Inara menerima mangkuk miliknya, mie di saat hujan begini memang paling pas. Mereka baru saja sampai di apartemen Lolita dan rencananya Inara akan menginap di sini sekaligus bercerita kepada Lolita perihal acara keluarga.

“Kayaknya aku tetap datang aja masih pada gencar jodohin, padahal aku masih mampu cari pasangan sendiri, nggak perlu sampai di jodohin,” gerutu Inara. Ia seperti anak gadis saja sebab tidak juga memiliki pendamping, lalu orang tuanya melakukan perjodohan.

“Aku punya ide!” seru Lolita tiba-tiba. Sebuah ide yang tidak buruk baru saja terlintas di pikirannya. Semoga saja Inara mau menerima sedikit sarannya.

“Apa?”

“Gimana kalau kamu pergi sama Gabriel? Dia kan cowok kamu, nggak ada salahnya juga kalau kamu ajak dia ke acara keluarga.”

Ide Lolita luar biasa sekali, sampai Inara gemas sendiri pada temannya itu. Kenapa harus membawa-bawa nama Gabriel, sih? Seharian ini dia sudah tenang sekali karena tidak bertemu dan melihat tingkah Gabriel, pikirnya mungkin lelaki itu mulai bosan. Ya, Inara bersyukur saja kalau memang begitu, hidupnya pasti akan tenang tanpa si pengganggu yang kerap datang tak tahu waktu.

“Nggak usah bawa-bawa dia dan nggak mungkin banget aku pergi sama dia, lagian aku sama dia nggak ada hubungan apapun, dia aja yang terlalu percaya diri, siapa yang mau sama bocah kayak dia?”

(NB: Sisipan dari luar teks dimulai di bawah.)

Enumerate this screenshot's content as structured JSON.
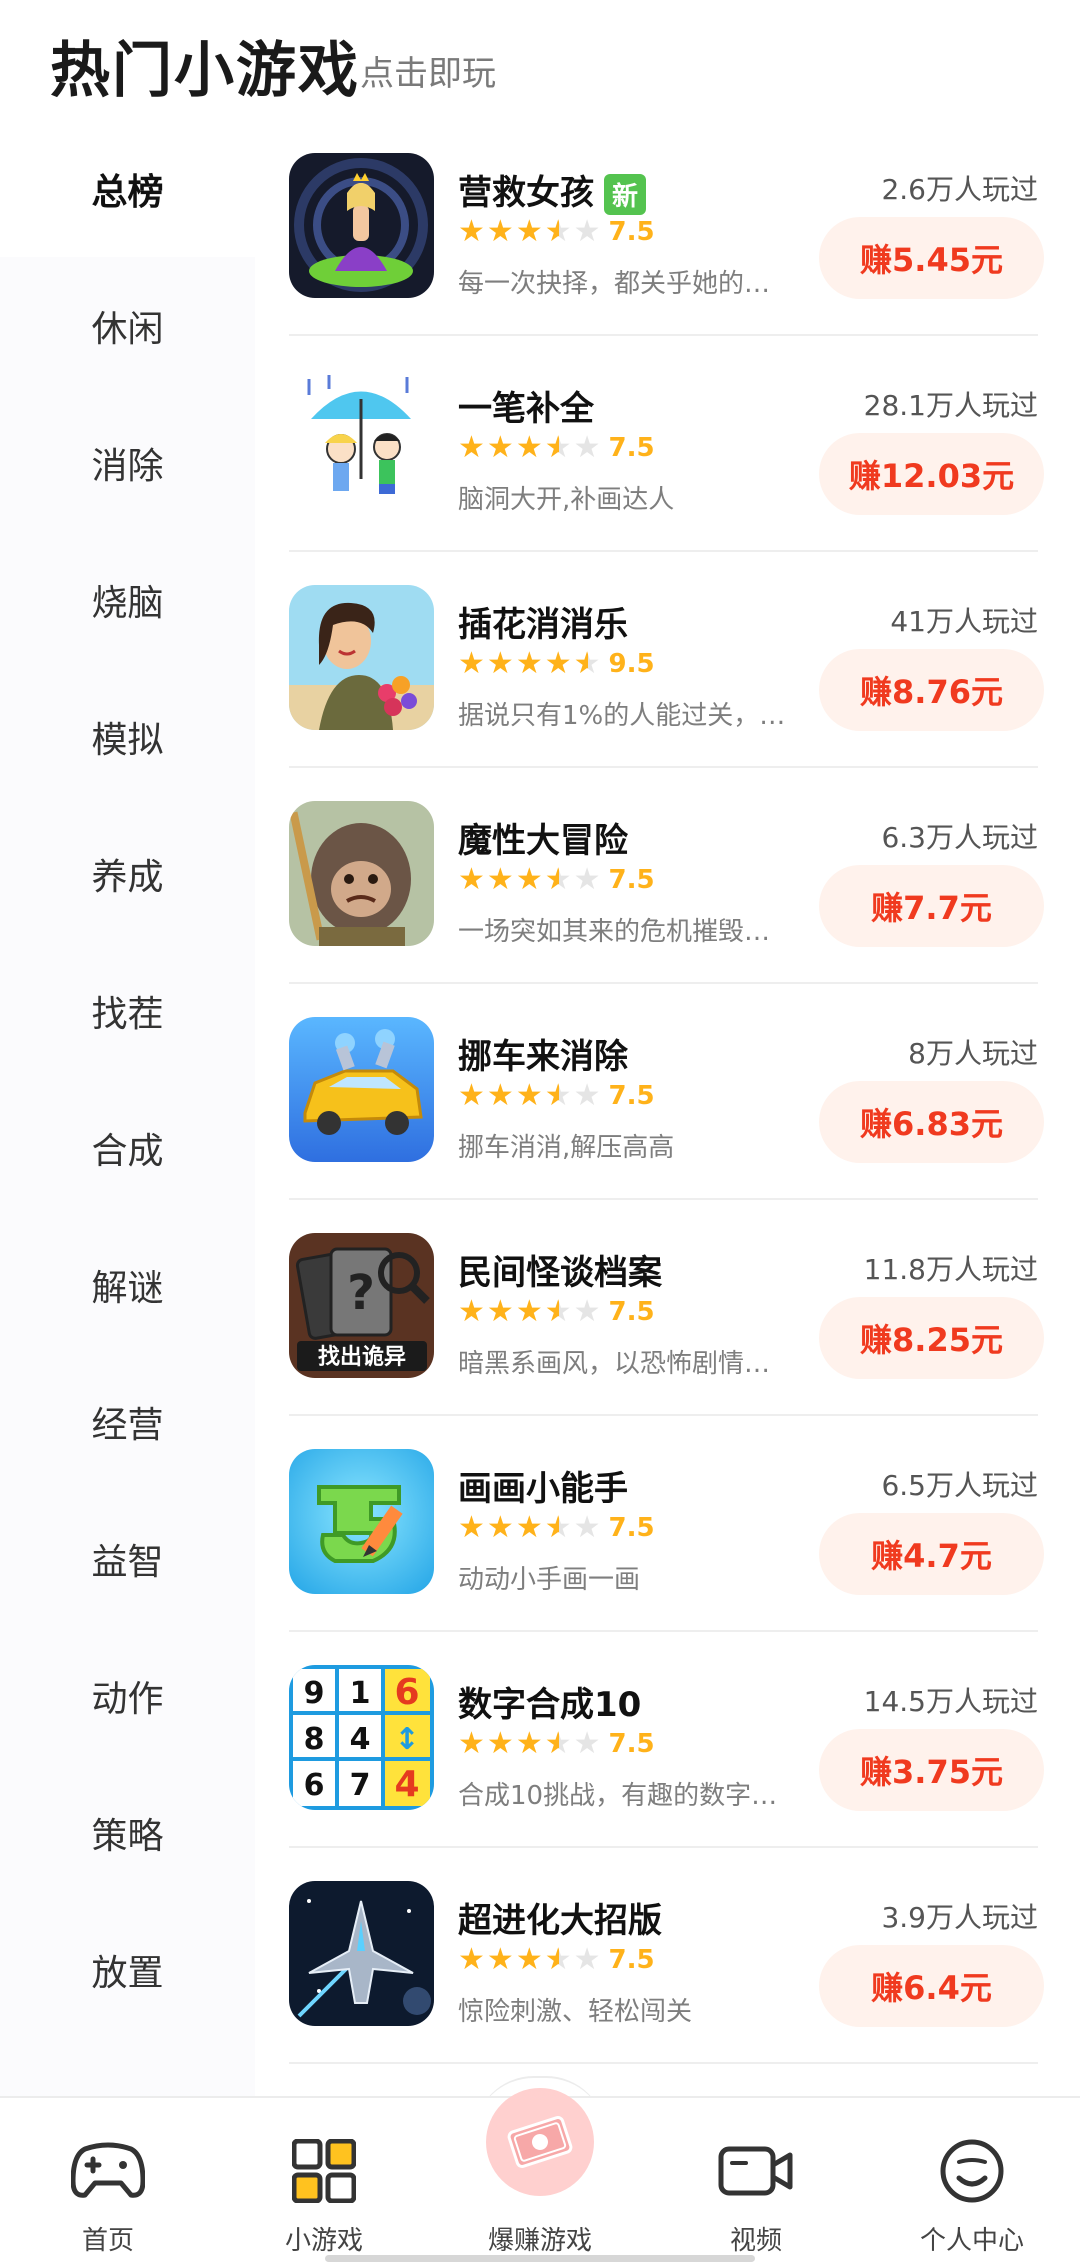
{
  "header": {
    "title": "热门小游戏",
    "subtitle": "点击即玩"
  },
  "sidebar": {
    "items": [
      {
        "label": "总榜",
        "active": true
      },
      {
        "label": "休闲"
      },
      {
        "label": "消除"
      },
      {
        "label": "烧脑"
      },
      {
        "label": "模拟"
      },
      {
        "label": "养成"
      },
      {
        "label": "找茬"
      },
      {
        "label": "合成"
      },
      {
        "label": "解谜"
      },
      {
        "label": "经营"
      },
      {
        "label": "益智"
      },
      {
        "label": "动作"
      },
      {
        "label": "策略"
      },
      {
        "label": "放置"
      }
    ]
  },
  "games": [
    {
      "name": "营救女孩",
      "badge": "新",
      "rating": "7.5",
      "rating_value": 3.5,
      "desc": "每一次抉择，都关乎她的命 …",
      "plays": "2.6万人玩过",
      "earn": "赚5.45元",
      "icon": "princess-icon"
    },
    {
      "name": "一笔补全",
      "rating": "7.5",
      "rating_value": 3.5,
      "desc": "脑洞大开,补画达人",
      "plays": "28.1万人玩过",
      "earn": "赚12.03元",
      "icon": "umbrella-kids-icon"
    },
    {
      "name": "插花消消乐",
      "rating": "9.5",
      "rating_value": 4.5,
      "desc": "据说只有1%的人能过关， 是 …",
      "plays": "41万人玩过",
      "earn": "赚8.76元",
      "icon": "flower-lady-icon"
    },
    {
      "name": "魔性大冒险",
      "rating": "7.5",
      "rating_value": 3.5,
      "desc": "一场突如其来的危机摧毁了 …",
      "plays": "6.3万人玩过",
      "earn": "赚7.7元",
      "icon": "monkey-icon"
    },
    {
      "name": "挪车来消除",
      "rating": "7.5",
      "rating_value": 3.5,
      "desc": "挪车消消,解压高高",
      "plays": "8万人玩过",
      "earn": "赚6.83元",
      "icon": "yellow-car-icon"
    },
    {
      "name": "民间怪谈档案",
      "rating": "7.5",
      "rating_value": 3.5,
      "desc": "暗黑系画风，以恐怖剧情为 …",
      "plays": "11.8万人玩过",
      "earn": "赚8.25元",
      "icon": "mystery-cards-icon",
      "icon_caption": "找出诡异"
    },
    {
      "name": "画画小能手",
      "rating": "7.5",
      "rating_value": 3.5,
      "desc": "动动小手画一画",
      "plays": "6.5万人玩过",
      "earn": "赚4.7元",
      "icon": "draw-pencil-icon"
    },
    {
      "name": "数字合成10",
      "rating": "7.5",
      "rating_value": 3.5,
      "desc": "合成10挑战，有趣的数字类 …",
      "plays": "14.5万人玩过",
      "earn": "赚3.75元",
      "icon": "number-grid-icon",
      "icon_digits": [
        "9",
        "1",
        "6",
        "8",
        "4",
        "↕",
        "6",
        "7",
        "4"
      ]
    },
    {
      "name": "超进化大招版",
      "rating": "7.5",
      "rating_value": 3.5,
      "desc": "惊险刺激、轻松闯关",
      "plays": "3.9万人玩过",
      "earn": "赚6.4元",
      "icon": "spaceship-icon"
    }
  ],
  "tabbar": {
    "items": [
      {
        "label": "首页",
        "icon": "gamepad-icon"
      },
      {
        "label": "小游戏",
        "icon": "grid-icon"
      },
      {
        "label": "爆赚游戏",
        "icon": "money-icon"
      },
      {
        "label": "视频",
        "icon": "video-camera-icon"
      },
      {
        "label": "个人中心",
        "icon": "smiley-face-icon"
      }
    ]
  },
  "colors": {
    "accent": "#f03a1f",
    "star": "#ffb21a",
    "badge": "#54c34f",
    "earn_bg": "#fff2ec"
  }
}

“Hush! Jangan ngomong kayak gitu, bisa jadi nanti kamu malah jatuh cinta setengah mati sama dia,” ucap Lolita membuat Inara melotot.

“Amit-amit deh!”

“Aduh! Telinga gue panas nih, curiga ada yang lagi gibah gue.”

Gabriel menggosok pelan telinganya, ia sedang menatap langit-langit kamar dengan pikiran masih tertuju pada satu hal—cinta pertama Inara. Obrolannya bersama dengan Sean sore itu masih membuat ia galau sendiri, pasalnya Sean saja kalah dengan cinta pertama Inara, apalagi dia yang masih belum memiliki hati perempuan itu. Menyedihkan.

“Tapi, gue nggak boleh menyerah sih. Siapa tahu jodoh Mbak Janda itu gue, mangkanya Tuhan memisahkan dia sama cinta pertamanya, terus sama Bang Sean juga.”

“Fix sih! Udah pasti jodohnya itu gue.”
Gabriel sebenarnya sedang menghibur diri saja, meyakinkan diri sendiri perihal jodoh Inara. Padahal hatinya sekarang sedang ketar ketir sebab masih belum ada tanda-tanda kalau Inara akan membuka hatinya. Apa ia harus melakukan rencana cadangan? Menemui Mbah dukun?

Gabriel menggeleng, “Nggak! Gue tetap harus percaya diri, soalnya feeling gue kuat banget kalau dia bentar lagi bakalan terpesona sama ketampanan gue yang paripurna.” Lagi. Sebenarnya Gabriel sedang menghibur diri.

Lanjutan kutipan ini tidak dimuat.